Suffering in Crime and Punishment

In the novel Crime and Punishment, by Fyodor Dostoevsky, suffering is an integral part of every

character's role. However, the message that Dostoevsky wants to present with the main character,

Raskolnikov, is not one of the Christian idea of salvation through suffering. Rather, it appears to me, as if

the author never lets his main character suffer mentally throughout the novel, in relation to the

crime, that is. His only pain seems to be physical sickness.

Raskolnikov commits a premeditated murder in a state of delirium. He ends up committing a second

murder, which he never ever wanted to be responsible for. He kills Lizaveta, an innocent person.

But does the author ever remind us of the murder at any time in the novel again? Not in the physical sense

of the crime itself. The reader doesn't hear about how heavily the murders are weighing on his

heart, or how he is tormented by visions of the crime. He doesn't feel the least bit guilty about having

committed the crime, only his pride's hurt. He doesn't mention the idea of the pain that might arise from

recurrent visions of the crime. Raskolnikov never again recalls the massive amounts of blood everywhere,

the look on Lizaveta's face when he brings down the axe on her head. These things clearly show that the

crime isn't what might cause him suffering, or pain, it is something else.
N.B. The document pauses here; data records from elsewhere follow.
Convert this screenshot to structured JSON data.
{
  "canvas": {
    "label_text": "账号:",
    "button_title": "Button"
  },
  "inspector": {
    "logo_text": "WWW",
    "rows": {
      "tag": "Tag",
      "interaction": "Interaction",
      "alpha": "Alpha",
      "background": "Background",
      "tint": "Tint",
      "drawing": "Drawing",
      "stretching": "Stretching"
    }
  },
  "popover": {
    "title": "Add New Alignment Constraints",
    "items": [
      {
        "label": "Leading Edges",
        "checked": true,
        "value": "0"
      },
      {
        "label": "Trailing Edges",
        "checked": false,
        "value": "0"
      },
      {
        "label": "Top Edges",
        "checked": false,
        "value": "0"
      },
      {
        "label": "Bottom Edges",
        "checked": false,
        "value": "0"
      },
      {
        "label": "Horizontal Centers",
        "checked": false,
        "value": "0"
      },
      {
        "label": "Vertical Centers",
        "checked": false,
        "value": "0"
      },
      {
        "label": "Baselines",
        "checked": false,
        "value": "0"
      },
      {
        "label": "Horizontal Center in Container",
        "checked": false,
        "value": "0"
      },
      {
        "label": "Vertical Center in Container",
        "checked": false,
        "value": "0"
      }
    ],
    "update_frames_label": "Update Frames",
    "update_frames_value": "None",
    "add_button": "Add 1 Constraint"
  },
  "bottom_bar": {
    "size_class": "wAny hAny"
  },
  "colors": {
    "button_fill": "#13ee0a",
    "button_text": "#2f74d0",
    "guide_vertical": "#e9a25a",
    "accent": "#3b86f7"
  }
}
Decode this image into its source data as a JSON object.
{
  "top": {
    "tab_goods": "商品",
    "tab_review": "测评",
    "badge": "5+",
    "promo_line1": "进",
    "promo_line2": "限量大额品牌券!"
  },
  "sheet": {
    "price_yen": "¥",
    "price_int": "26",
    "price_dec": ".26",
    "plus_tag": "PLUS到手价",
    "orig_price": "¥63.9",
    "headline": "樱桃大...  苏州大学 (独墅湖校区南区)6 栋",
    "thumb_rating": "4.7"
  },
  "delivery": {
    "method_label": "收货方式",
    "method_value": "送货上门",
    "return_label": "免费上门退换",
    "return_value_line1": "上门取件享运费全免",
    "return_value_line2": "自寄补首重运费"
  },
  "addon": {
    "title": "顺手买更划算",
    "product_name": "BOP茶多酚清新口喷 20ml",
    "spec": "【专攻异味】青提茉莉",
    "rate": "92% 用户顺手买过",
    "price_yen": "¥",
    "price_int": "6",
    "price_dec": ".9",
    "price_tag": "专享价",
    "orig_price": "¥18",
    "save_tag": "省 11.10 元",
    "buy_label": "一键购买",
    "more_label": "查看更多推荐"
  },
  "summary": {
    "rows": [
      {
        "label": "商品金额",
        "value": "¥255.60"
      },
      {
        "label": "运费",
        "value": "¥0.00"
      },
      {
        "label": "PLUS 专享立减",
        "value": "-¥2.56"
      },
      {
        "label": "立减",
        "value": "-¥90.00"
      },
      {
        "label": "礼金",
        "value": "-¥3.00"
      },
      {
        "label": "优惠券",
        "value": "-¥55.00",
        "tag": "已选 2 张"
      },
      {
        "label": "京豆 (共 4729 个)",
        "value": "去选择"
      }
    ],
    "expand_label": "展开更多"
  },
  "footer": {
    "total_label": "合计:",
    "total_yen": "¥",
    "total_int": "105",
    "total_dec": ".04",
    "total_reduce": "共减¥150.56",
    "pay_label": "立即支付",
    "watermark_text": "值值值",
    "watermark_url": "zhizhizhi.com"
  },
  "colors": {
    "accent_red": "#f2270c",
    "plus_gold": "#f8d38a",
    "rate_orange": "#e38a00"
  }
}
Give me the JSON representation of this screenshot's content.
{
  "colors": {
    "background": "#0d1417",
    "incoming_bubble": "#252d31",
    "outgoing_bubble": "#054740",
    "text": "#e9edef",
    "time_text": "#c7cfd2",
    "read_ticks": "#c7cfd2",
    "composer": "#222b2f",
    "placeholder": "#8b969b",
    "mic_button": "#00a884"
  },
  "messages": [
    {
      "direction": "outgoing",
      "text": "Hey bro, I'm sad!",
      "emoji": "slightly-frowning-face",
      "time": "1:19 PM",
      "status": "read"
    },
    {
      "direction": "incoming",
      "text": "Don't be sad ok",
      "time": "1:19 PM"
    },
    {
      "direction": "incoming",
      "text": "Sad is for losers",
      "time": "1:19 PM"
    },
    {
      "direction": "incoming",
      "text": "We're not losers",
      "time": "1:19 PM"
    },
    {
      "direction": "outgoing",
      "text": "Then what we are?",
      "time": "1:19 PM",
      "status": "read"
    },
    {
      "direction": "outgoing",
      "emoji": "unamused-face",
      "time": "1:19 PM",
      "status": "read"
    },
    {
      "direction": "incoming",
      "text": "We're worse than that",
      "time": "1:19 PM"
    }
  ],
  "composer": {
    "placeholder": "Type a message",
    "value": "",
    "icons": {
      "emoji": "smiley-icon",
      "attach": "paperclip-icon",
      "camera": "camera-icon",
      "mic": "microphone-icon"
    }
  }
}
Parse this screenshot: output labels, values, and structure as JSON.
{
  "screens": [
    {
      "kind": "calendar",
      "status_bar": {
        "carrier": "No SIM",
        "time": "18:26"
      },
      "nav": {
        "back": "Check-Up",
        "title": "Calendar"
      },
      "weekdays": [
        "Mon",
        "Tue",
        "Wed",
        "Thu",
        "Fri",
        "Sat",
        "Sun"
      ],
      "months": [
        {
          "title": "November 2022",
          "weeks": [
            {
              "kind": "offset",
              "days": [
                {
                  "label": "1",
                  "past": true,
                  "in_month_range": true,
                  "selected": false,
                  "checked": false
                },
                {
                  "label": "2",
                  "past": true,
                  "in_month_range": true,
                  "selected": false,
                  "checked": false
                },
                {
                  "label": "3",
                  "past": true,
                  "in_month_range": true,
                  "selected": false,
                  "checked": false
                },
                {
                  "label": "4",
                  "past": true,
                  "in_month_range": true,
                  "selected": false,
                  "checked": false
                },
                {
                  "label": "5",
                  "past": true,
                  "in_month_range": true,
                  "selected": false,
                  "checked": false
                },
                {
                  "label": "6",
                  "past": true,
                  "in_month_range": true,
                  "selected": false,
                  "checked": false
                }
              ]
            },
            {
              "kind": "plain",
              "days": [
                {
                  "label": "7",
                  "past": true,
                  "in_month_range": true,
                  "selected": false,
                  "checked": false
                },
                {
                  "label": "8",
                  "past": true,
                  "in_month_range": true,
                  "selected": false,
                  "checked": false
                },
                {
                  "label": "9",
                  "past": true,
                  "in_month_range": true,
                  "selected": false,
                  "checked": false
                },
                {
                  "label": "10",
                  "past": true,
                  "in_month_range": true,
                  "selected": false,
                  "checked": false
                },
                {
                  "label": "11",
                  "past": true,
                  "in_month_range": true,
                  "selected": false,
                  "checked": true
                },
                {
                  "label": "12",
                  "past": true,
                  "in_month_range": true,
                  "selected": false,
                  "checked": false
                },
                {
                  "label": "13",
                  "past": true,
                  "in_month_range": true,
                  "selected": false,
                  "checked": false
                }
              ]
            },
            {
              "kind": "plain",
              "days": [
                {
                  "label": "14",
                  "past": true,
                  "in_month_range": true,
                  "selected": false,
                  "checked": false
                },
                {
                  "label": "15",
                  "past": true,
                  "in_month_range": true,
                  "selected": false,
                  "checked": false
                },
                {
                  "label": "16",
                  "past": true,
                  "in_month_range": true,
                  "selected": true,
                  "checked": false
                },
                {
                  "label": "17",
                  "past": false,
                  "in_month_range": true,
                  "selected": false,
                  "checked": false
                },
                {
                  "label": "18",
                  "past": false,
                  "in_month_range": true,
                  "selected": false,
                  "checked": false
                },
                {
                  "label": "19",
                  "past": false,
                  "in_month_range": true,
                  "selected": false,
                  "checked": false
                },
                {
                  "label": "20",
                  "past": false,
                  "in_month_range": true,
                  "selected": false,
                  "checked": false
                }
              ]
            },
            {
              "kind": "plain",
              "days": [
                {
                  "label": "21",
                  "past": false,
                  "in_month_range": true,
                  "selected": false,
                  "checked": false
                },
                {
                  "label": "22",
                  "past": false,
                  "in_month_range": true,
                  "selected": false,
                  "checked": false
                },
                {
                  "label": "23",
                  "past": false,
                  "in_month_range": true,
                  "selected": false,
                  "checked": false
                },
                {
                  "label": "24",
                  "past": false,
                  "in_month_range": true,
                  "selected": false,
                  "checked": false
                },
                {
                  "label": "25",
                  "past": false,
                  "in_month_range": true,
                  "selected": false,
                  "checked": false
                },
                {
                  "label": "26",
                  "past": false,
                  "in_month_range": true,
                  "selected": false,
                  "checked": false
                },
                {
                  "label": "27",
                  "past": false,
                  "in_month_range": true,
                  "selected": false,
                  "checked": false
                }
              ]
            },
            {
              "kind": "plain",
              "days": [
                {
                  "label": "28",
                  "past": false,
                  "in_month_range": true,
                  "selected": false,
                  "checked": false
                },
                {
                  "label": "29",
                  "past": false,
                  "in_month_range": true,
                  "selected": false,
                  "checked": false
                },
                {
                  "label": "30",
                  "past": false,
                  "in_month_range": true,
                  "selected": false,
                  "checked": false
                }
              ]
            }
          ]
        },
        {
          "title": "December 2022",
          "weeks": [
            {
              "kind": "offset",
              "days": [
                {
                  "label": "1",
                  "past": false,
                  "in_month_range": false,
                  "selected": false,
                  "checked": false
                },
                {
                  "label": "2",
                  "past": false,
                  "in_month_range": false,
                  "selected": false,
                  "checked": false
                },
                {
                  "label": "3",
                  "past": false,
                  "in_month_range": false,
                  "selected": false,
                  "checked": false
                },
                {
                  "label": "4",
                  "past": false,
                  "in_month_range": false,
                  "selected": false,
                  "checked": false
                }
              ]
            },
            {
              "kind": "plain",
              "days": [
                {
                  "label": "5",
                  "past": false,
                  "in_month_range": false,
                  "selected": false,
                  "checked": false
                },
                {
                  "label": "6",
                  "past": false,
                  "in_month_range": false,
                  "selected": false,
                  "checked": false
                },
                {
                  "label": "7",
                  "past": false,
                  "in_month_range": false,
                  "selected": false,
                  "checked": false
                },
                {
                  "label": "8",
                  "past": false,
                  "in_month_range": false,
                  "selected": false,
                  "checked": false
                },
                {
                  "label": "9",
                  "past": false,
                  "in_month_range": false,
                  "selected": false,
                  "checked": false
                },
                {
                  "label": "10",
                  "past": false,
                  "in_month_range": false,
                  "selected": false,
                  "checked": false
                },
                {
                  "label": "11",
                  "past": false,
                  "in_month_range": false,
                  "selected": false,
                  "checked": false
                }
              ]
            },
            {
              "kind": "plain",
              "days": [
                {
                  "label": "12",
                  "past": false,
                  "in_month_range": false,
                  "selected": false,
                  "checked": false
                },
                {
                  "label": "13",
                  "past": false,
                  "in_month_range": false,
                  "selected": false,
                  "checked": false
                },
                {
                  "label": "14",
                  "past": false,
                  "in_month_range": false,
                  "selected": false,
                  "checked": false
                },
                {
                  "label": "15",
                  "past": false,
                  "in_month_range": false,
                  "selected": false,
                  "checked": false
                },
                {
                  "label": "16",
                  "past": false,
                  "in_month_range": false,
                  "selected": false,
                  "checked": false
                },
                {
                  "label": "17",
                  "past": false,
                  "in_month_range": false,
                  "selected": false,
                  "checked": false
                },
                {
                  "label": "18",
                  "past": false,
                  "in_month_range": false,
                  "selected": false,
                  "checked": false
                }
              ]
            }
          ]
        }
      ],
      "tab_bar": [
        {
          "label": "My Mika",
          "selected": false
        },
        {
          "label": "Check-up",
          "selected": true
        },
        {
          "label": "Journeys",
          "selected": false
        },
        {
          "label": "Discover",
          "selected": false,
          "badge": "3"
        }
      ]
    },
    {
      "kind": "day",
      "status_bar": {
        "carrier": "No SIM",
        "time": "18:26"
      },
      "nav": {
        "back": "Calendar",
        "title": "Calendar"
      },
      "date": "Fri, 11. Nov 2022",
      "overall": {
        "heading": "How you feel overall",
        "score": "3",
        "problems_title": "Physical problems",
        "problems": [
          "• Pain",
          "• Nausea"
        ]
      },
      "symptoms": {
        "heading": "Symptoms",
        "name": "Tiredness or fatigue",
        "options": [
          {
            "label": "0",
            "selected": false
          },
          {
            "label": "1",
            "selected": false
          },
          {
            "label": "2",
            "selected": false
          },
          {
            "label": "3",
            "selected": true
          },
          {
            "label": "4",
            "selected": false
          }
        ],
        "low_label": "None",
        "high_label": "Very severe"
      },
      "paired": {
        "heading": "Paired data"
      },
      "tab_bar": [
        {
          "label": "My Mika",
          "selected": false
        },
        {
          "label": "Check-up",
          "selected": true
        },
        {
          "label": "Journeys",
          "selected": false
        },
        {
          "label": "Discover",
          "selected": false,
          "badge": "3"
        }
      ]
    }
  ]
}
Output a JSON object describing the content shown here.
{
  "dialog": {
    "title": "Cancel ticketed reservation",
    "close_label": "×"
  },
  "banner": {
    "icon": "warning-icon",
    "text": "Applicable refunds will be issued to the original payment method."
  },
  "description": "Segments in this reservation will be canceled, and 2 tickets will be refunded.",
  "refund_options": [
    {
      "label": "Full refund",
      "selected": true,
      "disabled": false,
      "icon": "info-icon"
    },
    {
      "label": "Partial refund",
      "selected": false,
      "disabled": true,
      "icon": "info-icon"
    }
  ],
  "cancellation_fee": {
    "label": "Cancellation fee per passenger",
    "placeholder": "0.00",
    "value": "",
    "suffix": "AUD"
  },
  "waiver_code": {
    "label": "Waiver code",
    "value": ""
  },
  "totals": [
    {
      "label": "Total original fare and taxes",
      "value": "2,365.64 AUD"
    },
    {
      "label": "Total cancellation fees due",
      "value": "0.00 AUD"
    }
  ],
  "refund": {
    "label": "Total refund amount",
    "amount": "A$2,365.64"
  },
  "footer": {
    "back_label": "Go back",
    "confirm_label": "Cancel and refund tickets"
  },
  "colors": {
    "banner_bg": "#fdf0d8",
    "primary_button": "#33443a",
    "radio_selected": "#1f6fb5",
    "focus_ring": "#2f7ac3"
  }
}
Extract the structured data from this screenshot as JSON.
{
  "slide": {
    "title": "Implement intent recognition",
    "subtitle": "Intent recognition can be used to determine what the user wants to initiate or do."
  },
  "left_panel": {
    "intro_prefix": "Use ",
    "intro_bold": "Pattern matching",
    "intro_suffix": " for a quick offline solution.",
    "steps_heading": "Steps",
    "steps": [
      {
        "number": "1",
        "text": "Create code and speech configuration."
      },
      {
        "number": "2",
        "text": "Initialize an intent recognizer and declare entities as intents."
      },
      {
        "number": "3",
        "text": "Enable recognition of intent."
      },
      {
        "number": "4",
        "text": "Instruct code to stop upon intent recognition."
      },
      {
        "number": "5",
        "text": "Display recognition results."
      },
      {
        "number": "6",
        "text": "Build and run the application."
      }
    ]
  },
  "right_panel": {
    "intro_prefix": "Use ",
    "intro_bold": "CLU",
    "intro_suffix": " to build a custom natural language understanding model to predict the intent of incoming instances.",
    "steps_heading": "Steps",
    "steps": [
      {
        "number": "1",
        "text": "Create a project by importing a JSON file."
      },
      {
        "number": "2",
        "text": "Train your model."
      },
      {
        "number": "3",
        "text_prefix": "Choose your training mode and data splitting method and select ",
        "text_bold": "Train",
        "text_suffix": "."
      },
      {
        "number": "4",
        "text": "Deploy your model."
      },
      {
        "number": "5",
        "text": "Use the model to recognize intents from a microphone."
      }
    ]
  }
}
After Raskolnikov is sent off to Siberia, he doesn't feel remorseful. His feelings haven't changed

about his crime, he feels bad at not being able to living up to his own ideas of greatness. He

grows depressed only when he learns of his mother's death. Raskolnikov still hasn't found any reason to

feel remorse for his crimes. He takes Siberia as his punishment, because of how annoying it is to go

through all these formalities, and ridicularities that it entails. Yet, he actually feels more comfortable in

Siberia than in his home in St. Petersburg. It's more comfortable, and has better living conditions than

his own home. But he isn't free to do whatever he likes. But this does not contradict what I've said before.

He doesn't view Siberia as suffering, but he does view it as punishment, because he would rather

not have to go through seven years in his prison cell.

His theory of the extraordinary, and the ordinary is something he has to follow and adhere to . His

necessity to suffer is a part of his necessity to fulfill his unknown criteria to be extraordinary. His

suffering, if any, is purely superficial. The idea of suffering has to be heartfelt and well-specified.

Raskolnikov's suffering is never spoken about, mainly because there is none. Even Raskolnikov views his

turning himself in as a blunder, because he couldn't take the heat. It is obvious that Raskolnikov never

seems to be in a pit of despair from all the suffering he has to face from the effect of the murder.

One might argue that Raskolnikov's illnesses arise from his guilt and remorse for the crimes, but that

doesn't appear possible. Since the character never cites the murder for his sickness. In fact,

Raskolnikov fell immediately sick after committing the murder. How could he struck by guilt five seconds

after committing the murder when he hasn't even had a chance to see what events have just occurred? There

is not a single instance when Raskolnikov, or the author for that matter, ever cite the dramatic effect of the

murders on Raskolnikov's conscience for his terrible illness.

NOTHING in the novel would even imply that he feels remorse about committing the murders, it is

just a silly idea that has been implanted in people's minds. It is incredibly obvious that all the so-called

pain and suffering that Raskolnikov feels is untrue, silly, and backed by no support. It would be stupid to

attempt to view it from another point of understanding. People are entitled to their own opinions but the

beliefs of the majority should not overbear the beliefs of the correct minority. Acceptance of a theory

without analysis of it is ignorance.